Cette hypothèse s’inscrit, selon le document, « dans une lecture du contexte de la rivalité régionale globale ». Les auteurs fondent également leur analyse sur le fait que le chef d’état-major était une personnalité ayant « joué un rôle d’équilibre central à un moment charnière de l’histoire du pays », ce qui le plaçait en opposition avec certains acteurs aux visions politiques divergentes.

Malgré ces interrogations, les initiateurs du rapport soulignent que leur analyse ne vise en aucun cas à établir des responsabilités de manière définitive, ni à se substituer à une enquête technique ou judiciaire, mais cherche plutôt à « comprendre les répercussions stratégiques potentielles de l’incident, compte tenu de la position d’Al-Haddad et de son rôle dans l’équation de l’équilibre militaire et politique en Libye ».

Selon la même source, « la position d’Al-Haddad dans l’équilibre militaire constituait l’un des piliers essentiels du processus d’unification de l’institution militaire libyenne, et représentait un lien opérationnel entre les commandements militaires de l’est et de l’ouest, notamment à travers son soutien à la Commission militaire mixte ».

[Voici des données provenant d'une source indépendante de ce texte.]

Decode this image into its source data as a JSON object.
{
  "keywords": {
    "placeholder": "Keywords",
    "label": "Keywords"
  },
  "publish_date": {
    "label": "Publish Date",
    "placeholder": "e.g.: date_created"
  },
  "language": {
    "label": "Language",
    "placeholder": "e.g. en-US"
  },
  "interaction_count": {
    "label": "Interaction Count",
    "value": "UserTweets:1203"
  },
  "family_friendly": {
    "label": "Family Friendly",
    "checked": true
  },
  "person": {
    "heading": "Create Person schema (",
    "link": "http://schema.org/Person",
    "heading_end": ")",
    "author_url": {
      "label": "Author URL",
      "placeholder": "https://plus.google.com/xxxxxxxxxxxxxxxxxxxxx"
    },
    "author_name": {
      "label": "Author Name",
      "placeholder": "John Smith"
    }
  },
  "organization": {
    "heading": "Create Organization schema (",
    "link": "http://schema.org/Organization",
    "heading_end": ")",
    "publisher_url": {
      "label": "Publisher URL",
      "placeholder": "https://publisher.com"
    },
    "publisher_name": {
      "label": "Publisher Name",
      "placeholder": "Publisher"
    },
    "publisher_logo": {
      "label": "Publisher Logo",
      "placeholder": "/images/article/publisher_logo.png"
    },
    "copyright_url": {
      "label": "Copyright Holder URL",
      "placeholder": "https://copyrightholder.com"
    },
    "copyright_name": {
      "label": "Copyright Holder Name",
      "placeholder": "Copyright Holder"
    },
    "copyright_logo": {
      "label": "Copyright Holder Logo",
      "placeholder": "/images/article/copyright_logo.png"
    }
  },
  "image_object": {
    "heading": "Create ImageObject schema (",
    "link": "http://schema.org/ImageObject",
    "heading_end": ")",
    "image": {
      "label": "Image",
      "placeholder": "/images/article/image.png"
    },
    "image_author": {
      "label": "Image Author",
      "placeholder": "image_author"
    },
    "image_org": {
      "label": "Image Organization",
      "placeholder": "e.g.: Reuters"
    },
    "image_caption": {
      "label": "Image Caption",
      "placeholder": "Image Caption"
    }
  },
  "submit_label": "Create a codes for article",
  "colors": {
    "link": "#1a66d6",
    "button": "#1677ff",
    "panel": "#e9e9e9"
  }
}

Le rapport appuie l’hypothèse d’un possible ciblage en soulignant que le haut responsable militaire « adoptait un discours favorable à la soumission de l’institution militaire à l’autorité civile, conformément aux conclusions du processus politique et sécuritaire parrainé par les Nations unies », ce qui signifie que sa disparition pourrait servir les intérêts de ceux qui s’opposent à cette vision.

Le document s’attarde également sur la relation avec la Turquie, notant qu’Al-Haddad a joué un rôle important dans le développement de la coopération militaire avec Ankara, notamment dans les domaines de la formation, du renforcement des capacités et de la restructuration de certaines unités régulières, ce qui faisait de lui un facteur d’équilibre dans une équation interne et régionale extrêmement sensible.

À l’inverse, des acteurs majeurs tels que la Turquie, la Mission des Nations unies et, plus largement, le processus de règlement politique et sécuritaire, figurent parmi les perdants de cette disparition, compte tenu du rôle d’Al-Haddad en tant qu’élément de stabilité relative et garant de l’avancement du processus d’unification militaire.

Le rapport aborde enfin les répercussions politiques et militaires potentielles de l’absence du chef d’état-major, estimant que « ce vide pourrait ouvrir la voie à des luttes d’influence internes et soumettre le processus d’unification de l’institution militaire à une véritable épreuve dans la phase à venir ».

Le chef d’état-major effectuait une visite de travail en Turquie visant à « examiner les moyens de renforcer la coopération militaire entre les deux pays ». Cette visite comprenait des rencontres de haut niveau avec le ministre turc de la Défense, le chef d’état-major général et plusieurs hauts responsables militaires. Elle coïncidait avec l’approbation par le Parlement turc de la prolongation de la présence des forces turques en Libye jusqu’en 2028.